Je pense que l'on pourrait donner l'exemple des États-Unis, où les gens qui occupent ces postes comprennent généralement cela. En Australie, ils ont adopté une solution que l'on pourrait qualifier de «big bang» et ont tout mis en place. Je pense que c'est également le cas en Nouvelle-Zélande, et le Royaume-Uni est également plus progressiste. Ici, je dirais que la direction est la même, mais que le mouvement est plus lent. J'ignore si cette réponse vous est utile.

Le sénateur Kroft: Vous trouvez que c'est un peu flou. Je me demande si vous pourriez nous donner des exemples d'autres pays. Vous parlez de la mise en application des politiques elles-mêmes, du fait que vous satisfaites aux exigences de votre équivalent du BSIF et vous vous demandez si cela vous permet de surmonter un obstacle que vous avez ici. Y a-t-il des pays où il n'y a pas de tels obstacles, ou bien dites-vous que vous pouvez les surmonter plus facilement?

M. Bedbrook: On peut les surmonter plus facilement.

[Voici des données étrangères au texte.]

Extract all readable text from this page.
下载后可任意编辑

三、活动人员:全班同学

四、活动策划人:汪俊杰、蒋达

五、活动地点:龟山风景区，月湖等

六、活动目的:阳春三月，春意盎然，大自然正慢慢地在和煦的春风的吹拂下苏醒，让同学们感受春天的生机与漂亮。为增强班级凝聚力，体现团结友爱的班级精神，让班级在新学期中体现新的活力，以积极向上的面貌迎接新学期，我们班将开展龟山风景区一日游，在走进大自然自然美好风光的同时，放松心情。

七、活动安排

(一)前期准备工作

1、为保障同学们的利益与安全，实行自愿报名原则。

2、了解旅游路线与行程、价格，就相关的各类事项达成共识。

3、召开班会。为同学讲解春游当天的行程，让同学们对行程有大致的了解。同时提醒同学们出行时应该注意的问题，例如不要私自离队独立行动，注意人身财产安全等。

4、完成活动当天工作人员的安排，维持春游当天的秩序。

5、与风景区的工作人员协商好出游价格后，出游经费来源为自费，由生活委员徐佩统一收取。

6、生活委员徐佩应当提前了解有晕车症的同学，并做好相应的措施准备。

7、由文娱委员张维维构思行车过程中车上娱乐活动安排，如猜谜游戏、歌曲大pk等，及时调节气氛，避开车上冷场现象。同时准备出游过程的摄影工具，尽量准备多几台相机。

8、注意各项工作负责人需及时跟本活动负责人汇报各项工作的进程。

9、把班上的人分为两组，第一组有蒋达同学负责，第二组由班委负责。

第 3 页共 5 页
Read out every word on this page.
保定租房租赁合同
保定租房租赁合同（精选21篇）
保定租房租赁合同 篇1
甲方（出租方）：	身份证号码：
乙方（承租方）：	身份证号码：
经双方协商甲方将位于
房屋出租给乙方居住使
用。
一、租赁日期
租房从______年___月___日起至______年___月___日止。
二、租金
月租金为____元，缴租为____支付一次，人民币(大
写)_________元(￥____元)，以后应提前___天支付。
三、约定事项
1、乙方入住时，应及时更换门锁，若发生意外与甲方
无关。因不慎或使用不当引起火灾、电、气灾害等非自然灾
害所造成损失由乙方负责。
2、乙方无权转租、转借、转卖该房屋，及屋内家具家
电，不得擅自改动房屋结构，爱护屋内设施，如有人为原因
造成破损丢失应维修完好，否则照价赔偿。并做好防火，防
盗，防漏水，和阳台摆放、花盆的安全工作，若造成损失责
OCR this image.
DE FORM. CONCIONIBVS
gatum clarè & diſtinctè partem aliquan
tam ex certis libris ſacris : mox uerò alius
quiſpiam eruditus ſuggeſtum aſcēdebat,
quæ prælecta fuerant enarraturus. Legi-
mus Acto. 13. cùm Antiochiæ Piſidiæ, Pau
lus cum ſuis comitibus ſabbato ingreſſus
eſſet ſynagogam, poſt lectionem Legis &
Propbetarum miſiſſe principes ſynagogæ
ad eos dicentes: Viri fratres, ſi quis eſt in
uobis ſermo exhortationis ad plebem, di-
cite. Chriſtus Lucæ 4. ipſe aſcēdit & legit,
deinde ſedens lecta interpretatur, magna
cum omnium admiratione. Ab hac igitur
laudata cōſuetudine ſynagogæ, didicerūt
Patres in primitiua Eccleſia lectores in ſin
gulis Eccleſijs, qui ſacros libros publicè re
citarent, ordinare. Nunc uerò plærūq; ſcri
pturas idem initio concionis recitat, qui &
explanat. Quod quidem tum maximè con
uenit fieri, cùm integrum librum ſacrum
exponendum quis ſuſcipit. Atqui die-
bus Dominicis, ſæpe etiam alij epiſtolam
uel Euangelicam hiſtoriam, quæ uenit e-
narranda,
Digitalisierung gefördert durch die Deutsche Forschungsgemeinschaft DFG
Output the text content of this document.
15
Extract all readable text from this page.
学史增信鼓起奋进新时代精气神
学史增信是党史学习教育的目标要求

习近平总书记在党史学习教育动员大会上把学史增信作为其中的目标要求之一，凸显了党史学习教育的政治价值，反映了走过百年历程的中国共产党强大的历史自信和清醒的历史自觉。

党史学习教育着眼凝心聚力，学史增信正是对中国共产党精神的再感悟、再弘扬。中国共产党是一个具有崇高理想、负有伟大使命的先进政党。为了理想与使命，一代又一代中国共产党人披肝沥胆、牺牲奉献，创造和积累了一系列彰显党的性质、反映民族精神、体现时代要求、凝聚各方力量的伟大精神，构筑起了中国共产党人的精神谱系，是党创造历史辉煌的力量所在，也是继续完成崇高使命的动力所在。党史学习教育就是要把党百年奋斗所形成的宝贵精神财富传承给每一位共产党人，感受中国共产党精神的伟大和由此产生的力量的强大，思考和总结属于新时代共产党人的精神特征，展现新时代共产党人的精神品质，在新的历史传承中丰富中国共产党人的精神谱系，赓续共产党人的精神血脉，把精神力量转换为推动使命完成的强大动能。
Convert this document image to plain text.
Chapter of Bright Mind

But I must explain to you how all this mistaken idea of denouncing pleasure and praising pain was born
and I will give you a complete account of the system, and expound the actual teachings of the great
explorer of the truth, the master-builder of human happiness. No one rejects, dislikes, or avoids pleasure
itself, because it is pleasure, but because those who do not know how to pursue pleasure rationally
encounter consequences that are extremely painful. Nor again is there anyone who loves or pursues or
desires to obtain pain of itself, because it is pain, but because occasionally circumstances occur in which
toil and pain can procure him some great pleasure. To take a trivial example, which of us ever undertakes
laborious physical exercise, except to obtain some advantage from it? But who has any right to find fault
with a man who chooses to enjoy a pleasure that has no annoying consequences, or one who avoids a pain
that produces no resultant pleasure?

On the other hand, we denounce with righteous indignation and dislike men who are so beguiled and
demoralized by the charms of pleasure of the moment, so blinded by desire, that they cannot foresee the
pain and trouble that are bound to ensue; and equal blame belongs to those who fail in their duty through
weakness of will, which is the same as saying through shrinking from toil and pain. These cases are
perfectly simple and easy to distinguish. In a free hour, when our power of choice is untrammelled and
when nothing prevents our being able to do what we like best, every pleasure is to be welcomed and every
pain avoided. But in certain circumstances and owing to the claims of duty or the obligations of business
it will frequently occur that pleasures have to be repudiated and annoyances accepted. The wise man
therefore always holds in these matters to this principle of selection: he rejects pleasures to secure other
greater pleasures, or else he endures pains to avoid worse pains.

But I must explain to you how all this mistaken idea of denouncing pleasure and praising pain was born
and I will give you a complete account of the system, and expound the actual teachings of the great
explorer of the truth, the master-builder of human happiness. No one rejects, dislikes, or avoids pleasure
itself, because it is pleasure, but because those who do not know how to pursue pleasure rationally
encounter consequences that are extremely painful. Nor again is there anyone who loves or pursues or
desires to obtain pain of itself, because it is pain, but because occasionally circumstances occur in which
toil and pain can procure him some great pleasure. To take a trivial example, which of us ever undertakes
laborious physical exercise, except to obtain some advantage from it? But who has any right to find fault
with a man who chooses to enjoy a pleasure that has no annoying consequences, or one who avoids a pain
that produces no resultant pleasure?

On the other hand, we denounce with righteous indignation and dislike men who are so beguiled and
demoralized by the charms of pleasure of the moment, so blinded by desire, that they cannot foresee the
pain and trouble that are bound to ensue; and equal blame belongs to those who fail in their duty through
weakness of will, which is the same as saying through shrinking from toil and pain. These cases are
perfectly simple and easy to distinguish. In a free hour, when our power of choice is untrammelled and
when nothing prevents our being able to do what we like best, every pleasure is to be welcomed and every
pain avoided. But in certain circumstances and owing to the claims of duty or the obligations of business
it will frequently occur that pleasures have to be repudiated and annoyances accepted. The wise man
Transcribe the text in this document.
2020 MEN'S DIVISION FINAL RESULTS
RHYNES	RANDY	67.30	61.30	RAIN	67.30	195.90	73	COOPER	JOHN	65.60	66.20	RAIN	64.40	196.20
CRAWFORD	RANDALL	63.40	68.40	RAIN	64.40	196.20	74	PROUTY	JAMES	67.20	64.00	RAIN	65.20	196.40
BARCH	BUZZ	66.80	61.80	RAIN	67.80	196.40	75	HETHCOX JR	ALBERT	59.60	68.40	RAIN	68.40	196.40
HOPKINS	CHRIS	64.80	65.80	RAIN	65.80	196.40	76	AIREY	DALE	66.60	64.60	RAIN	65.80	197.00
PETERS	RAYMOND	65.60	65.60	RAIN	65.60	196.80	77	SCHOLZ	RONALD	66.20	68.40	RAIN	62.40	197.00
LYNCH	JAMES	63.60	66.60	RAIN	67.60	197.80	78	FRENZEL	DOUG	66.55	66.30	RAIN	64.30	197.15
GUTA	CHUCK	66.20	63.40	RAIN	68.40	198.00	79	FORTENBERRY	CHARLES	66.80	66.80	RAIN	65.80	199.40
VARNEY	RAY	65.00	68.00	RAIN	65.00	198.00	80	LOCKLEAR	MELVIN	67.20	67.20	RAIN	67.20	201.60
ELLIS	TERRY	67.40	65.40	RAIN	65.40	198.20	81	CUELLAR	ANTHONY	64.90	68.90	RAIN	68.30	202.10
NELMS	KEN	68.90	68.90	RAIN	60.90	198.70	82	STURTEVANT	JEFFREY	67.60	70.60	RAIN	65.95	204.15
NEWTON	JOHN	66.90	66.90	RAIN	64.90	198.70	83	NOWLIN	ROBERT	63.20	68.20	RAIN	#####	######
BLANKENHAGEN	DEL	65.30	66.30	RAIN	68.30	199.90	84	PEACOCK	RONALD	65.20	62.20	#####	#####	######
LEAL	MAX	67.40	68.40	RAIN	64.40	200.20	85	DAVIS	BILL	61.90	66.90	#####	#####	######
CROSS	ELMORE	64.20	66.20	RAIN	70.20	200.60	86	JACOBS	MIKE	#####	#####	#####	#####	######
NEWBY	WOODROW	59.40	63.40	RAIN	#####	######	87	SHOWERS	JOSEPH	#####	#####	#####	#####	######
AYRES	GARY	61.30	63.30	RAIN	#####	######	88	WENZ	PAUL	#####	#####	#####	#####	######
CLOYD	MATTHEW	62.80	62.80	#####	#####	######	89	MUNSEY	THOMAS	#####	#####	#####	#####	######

Je pense qu'il serait très inhabituel pour un pays de reconnaître le régime auquel est assujettie la société mère. La plupart des pays essaient de s'en tenir aux règles locales. On dit à une banque: si vous voulez faire des affaires ici, voici comment il vous faut procéder. Si vous voulez être une succursale, c'est différent. Vous êtes alors une simple succursale de la société mère. Il faudrait que je fasse des recherches pour vous donner un exemple précis.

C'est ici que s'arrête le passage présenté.